Nazi Camps

Between 1933 and 1945, the Nazis set up over 44,000 concentration camps, death camps and slave labour camps across Nazi-occupied Europe.
Initially, the Nazis created concentration camps to hold their political enemies, like communists. Later, they began imprisoning people who did not fit Nazi ideals, such as gay men, Jehovah’s Witnesses, Roma and others they called “asocial.” Most prisoners in the early camps were not Jews, and murder was rare.
In 1938, during Kristallnacht, large numbers of Jews were sent to concentration camps for the first time. In these camps, inmates faced brutality, starvation, forced labour, exhaustion, disease and death. The camps were not hidden from the public. This created fear and discouraged opposition to the Nazis.
During the Second World War, the Nazis’ goal shifted from persecuting Jews to systematically killing every Jew in Europe. They called this plan the “Final Solution” and discussed it at the Wannsee Conference in 1942. At this meeting, leaders planned how to transport Jews from different parts of Europe to centralized killing sites. Between 1941 and 1942, the Nazis built six major death camps for the sole purpose of killing Jews.
The deportation of Jews to the death camps was coordinated by government ministries. Officials made deportation lists. Police arrested those on the lists. Railway workers transported them across borders. Train schedules were carefully coordinated to move large numbers of Jews to death camps. Through this bureaucracy, genocide became routine work. Responsibility for the murder of Jews was spread across many people and organizations. Each person carried out a small task within a vast system.

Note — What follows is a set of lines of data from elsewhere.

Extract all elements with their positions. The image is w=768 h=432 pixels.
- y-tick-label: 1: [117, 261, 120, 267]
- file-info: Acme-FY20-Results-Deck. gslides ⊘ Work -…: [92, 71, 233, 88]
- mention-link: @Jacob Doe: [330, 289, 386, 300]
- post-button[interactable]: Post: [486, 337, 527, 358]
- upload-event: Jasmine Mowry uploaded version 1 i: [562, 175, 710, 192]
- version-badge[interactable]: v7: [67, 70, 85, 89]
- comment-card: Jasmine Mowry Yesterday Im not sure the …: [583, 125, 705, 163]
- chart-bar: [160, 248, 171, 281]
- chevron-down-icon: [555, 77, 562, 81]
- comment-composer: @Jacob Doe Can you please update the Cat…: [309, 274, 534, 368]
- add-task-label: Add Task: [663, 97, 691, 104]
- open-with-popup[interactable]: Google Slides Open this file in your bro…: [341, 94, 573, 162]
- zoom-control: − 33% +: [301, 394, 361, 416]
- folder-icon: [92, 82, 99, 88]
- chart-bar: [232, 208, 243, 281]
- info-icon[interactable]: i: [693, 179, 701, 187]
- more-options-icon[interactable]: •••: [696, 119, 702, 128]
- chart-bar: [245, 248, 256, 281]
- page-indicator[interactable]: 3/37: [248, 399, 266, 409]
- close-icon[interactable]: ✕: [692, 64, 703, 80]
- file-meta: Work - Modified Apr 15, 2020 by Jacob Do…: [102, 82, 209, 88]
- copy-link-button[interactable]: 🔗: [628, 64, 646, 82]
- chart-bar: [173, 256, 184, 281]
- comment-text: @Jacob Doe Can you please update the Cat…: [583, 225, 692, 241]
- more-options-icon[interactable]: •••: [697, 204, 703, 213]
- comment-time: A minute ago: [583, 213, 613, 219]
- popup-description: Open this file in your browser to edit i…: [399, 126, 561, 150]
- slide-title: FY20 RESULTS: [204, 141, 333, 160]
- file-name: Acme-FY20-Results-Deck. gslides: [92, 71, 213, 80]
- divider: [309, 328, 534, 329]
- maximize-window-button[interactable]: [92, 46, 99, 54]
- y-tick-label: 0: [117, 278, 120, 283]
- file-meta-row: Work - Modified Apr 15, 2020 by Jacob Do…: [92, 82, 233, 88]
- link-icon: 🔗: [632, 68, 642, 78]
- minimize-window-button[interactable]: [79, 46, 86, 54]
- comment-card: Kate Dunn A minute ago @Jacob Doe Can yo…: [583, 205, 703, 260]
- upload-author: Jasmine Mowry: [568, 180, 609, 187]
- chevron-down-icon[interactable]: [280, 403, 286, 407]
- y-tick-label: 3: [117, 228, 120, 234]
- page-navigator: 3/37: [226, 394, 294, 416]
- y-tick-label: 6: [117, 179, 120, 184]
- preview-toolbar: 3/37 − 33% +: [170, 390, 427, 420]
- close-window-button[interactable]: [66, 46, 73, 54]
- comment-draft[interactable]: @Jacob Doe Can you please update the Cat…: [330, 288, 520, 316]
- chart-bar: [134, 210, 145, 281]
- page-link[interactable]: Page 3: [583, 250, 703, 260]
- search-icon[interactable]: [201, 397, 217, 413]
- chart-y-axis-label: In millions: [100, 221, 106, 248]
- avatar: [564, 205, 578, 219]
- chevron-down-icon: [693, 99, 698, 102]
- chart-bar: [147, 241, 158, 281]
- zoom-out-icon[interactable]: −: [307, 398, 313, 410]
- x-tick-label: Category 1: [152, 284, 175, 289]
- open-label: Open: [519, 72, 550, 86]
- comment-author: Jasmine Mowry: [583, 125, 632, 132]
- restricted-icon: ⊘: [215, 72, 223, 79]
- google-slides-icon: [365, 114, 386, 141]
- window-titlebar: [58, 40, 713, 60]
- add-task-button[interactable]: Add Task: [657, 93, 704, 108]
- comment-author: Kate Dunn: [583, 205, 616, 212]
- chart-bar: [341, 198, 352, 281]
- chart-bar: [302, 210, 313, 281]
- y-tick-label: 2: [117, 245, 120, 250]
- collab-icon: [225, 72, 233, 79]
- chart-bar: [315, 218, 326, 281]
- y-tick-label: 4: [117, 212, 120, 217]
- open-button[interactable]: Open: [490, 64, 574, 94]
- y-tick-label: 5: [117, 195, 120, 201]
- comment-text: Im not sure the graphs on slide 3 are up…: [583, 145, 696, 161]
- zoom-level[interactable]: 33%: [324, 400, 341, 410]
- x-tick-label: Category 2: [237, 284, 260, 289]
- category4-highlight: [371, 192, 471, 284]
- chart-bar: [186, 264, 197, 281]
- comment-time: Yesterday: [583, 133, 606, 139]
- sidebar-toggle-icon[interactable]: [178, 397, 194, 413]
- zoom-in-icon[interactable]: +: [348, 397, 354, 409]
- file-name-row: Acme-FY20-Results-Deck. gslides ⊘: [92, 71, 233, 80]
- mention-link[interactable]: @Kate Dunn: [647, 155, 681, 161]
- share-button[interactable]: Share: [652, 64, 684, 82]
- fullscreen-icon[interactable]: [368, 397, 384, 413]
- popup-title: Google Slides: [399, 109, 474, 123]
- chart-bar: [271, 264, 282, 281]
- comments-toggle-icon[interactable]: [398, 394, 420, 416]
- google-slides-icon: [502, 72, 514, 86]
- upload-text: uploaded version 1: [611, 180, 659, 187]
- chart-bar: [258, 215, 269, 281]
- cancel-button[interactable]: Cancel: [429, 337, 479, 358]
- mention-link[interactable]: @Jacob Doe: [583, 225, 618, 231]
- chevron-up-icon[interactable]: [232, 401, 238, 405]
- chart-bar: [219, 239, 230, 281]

The death camps were located in Nazi-occupied Poland, close to railways. Jews from all over Europe were deported to death camps by train. They were packed into sealed train cars meant for cargo, not people. Thousands died in the trains from lack of air, food and water. On arrival at the death camps, most Jews were killed in gas chambers. Some were killed in medical experiments. Others died in slave labour subcamps that were attached to the death camps.
About three million Jews were killed in the Nazi death camps. This is half of the total number of Jews murdered over the course of the Holocaust. Another three million were killed in mass shootings or in other camps and ghettos.